Perhaps it’s their size. Hults says the increase in bald eagles and white pelicans has generated more interest in and awareness in all Door County birds. “If somebody doesn’t have some personal connection or some familiarity with an animal in the wild,” Hults said, “you might as well see them on TV. When [people] can drive around Door County and see a flock of pelicans circling up above or see an eagle perched somewhere, it gives them more of a personal connection.

“That creates interest, and that indirectly affects us and what we do at the sanctuary because it gets people jazzed up about the environment. It creates questions, they come to a place like us to get answers.”

Open Door Bird Sanctuary is a private nonprofit organization that started in 2011 and occupies 34 acres on County I just south of Jacksonport.

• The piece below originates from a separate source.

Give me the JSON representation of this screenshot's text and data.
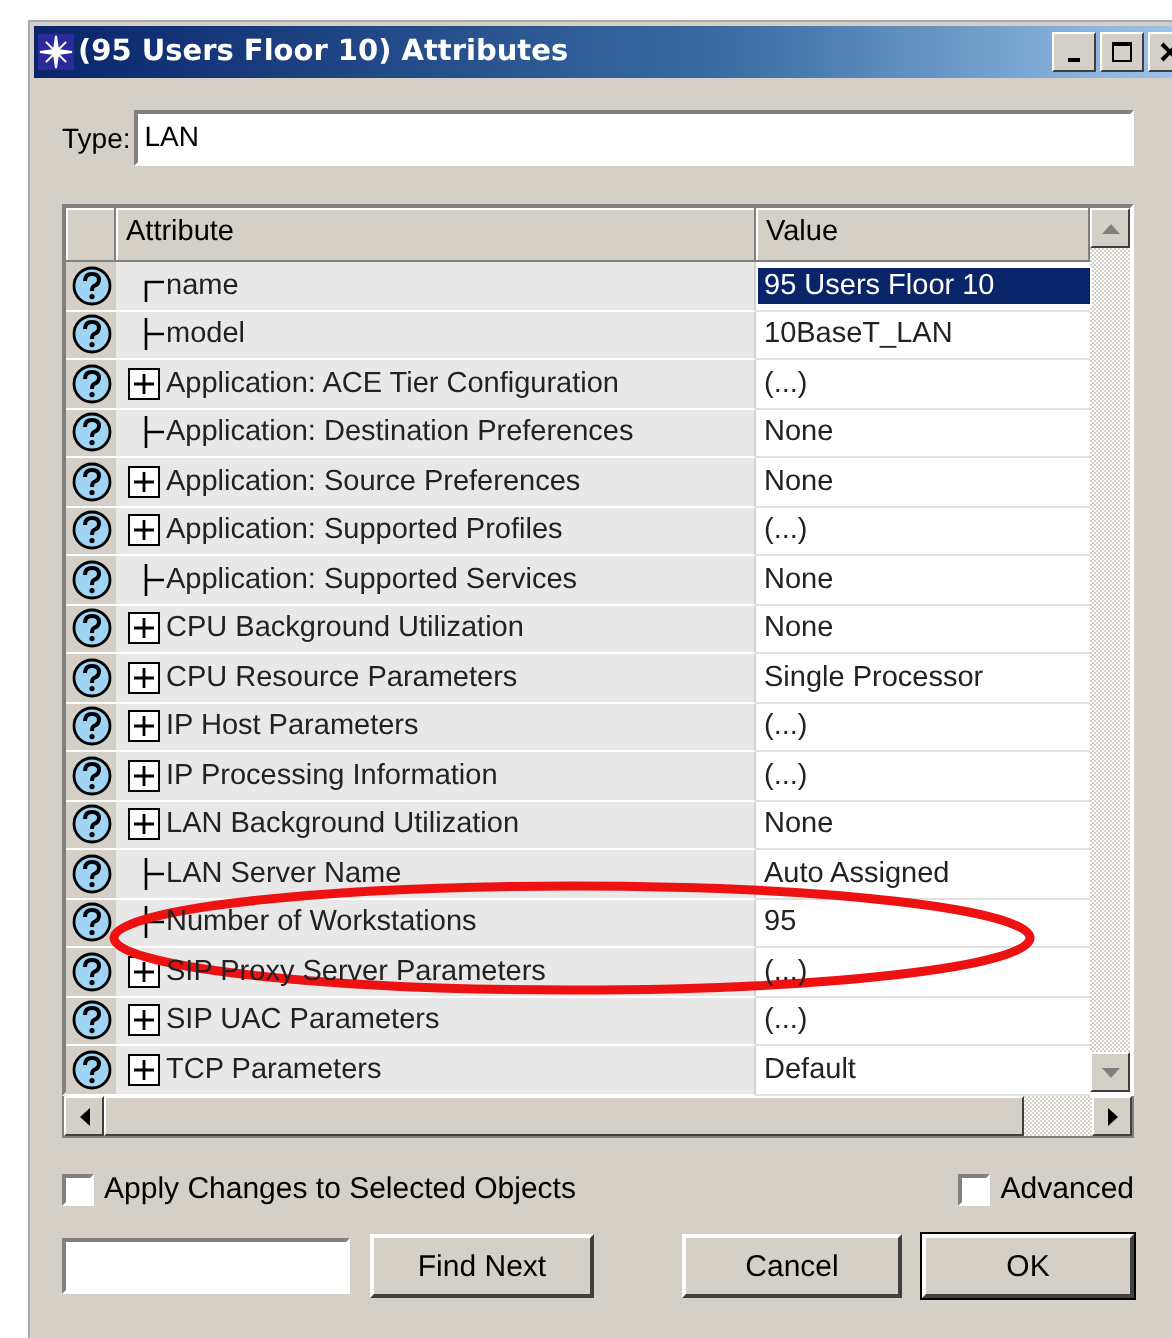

“Our mission is giving a home to raptors that have been injured and have a disability from their injury that prevents them from surviving on their own in the wild,” Hults said. “When they come to our sanctuary, we give them a forever home.”

It’s also a place for education.

“People come to the sanctuary and get a close personal experience with a little owl or a great big bald eagle or a golden eagle,” Hults said. “The tiny, little adorable ones or the great big, massive ones – they’re the ones that catch everybody’s attention.

“Our bottom line is to create better environmental stewards.”

Bald eagles and American white pelicans certainly seem to be doing their part to help out.